5 years ago

SAMTOR is an S-adenosylmethionine sensor for the mTORC1 pathway

J. Wade Harper, Kendall J. Condon, Sonia M. Scaria, Grace Y. Liu, Jose M. Orozco, Robert A. Saxton, Steven P. Gygi, Xin Gu, Patrycja A. Krawczyk, David M. Sabatini

mTOR complex 1 (mTORC1) regulates cell growth and metabolism in response to multiple environmental cues. Nutrients signal via the Rag guanosine triphosphatases (GTPases) to promote the localization of mTORC1 to the lysosomal surface, its site of activation.
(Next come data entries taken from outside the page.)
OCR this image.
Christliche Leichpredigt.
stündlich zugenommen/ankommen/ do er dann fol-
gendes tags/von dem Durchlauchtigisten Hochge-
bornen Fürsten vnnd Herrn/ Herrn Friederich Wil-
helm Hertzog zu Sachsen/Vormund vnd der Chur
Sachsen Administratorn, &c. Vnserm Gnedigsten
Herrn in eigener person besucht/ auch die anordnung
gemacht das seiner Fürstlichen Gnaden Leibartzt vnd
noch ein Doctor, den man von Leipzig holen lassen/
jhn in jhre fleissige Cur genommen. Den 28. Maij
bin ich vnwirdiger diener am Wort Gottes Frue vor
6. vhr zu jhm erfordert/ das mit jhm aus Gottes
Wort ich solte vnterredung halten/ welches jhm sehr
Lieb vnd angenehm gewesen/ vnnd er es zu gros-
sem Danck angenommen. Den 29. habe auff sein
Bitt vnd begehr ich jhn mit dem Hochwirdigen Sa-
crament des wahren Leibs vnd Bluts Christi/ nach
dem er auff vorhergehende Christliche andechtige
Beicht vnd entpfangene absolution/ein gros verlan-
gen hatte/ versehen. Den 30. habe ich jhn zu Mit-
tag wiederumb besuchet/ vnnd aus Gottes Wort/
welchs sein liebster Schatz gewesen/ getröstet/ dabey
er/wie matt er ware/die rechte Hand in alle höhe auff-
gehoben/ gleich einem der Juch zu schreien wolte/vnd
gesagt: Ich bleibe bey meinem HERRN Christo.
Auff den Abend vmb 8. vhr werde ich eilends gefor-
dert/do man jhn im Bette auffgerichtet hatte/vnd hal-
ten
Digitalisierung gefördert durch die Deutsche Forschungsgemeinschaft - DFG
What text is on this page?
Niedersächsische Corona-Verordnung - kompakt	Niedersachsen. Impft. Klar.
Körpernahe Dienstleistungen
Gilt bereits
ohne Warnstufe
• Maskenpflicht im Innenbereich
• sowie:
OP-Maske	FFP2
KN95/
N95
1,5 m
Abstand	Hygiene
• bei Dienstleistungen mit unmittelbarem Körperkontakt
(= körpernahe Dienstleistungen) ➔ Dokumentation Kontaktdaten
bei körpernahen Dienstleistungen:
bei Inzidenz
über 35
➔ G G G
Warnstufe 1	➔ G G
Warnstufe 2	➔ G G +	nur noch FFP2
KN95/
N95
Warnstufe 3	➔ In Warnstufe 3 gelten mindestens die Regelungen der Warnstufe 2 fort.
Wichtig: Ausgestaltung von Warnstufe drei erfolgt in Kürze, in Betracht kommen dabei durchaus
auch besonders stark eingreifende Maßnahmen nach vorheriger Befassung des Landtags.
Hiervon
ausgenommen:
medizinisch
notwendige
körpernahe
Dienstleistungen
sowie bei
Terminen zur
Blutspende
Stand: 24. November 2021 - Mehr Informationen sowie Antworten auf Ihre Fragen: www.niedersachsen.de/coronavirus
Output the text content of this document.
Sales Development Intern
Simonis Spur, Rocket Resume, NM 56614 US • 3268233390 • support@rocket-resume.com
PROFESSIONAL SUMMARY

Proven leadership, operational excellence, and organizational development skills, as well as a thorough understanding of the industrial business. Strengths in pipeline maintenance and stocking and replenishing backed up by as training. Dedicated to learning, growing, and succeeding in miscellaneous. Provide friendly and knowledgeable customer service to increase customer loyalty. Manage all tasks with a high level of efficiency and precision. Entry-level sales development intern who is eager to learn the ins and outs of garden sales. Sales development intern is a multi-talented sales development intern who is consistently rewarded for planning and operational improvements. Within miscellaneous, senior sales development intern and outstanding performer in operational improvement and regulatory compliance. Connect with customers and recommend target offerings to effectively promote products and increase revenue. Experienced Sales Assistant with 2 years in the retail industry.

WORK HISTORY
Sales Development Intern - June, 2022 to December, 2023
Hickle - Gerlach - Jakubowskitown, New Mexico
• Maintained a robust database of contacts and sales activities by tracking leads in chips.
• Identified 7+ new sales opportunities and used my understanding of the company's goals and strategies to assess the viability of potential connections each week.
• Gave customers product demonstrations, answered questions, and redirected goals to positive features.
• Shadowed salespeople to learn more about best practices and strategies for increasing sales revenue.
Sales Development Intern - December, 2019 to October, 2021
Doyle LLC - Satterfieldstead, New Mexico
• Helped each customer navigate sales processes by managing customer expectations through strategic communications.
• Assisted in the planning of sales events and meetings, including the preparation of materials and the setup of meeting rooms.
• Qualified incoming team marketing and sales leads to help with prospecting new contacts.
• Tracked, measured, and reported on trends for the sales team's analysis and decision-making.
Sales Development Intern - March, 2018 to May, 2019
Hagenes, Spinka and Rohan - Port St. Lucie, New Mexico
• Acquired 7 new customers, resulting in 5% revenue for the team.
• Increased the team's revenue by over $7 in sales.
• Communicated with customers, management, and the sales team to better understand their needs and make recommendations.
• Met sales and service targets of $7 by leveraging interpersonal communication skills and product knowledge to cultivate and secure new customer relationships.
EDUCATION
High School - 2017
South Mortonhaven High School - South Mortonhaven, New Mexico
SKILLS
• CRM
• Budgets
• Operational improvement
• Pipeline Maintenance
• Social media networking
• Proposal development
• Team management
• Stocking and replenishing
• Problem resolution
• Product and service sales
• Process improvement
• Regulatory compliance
We identified SAMTOR, a previously uncharacterized protein, which inhibits mTORC1 signaling by interacting with GATOR1, the GTPase activating protein (GAP) for RagA/B. We found that the methyl donor S-adenosylmethionine (SAM) disrupts the SAMTOR-GATOR1 complex by binding directly to SAMTOR with a dissociation constant of approximately 7 μM. In cells, methionine starvation reduces SAM levels below this dissociation constant and promotes the association of SAMTOR with GATOR1, thereby inhibiting mTORC1 signaling in a SAMTOR-dependent fashion. Methionine-induced activation of mTORC1 requires the SAM binding capacity of SAMTOR. Thus, SAMTOR is a SAM sensor that links methionine and one-carbon metabolism to mTORC1 signaling.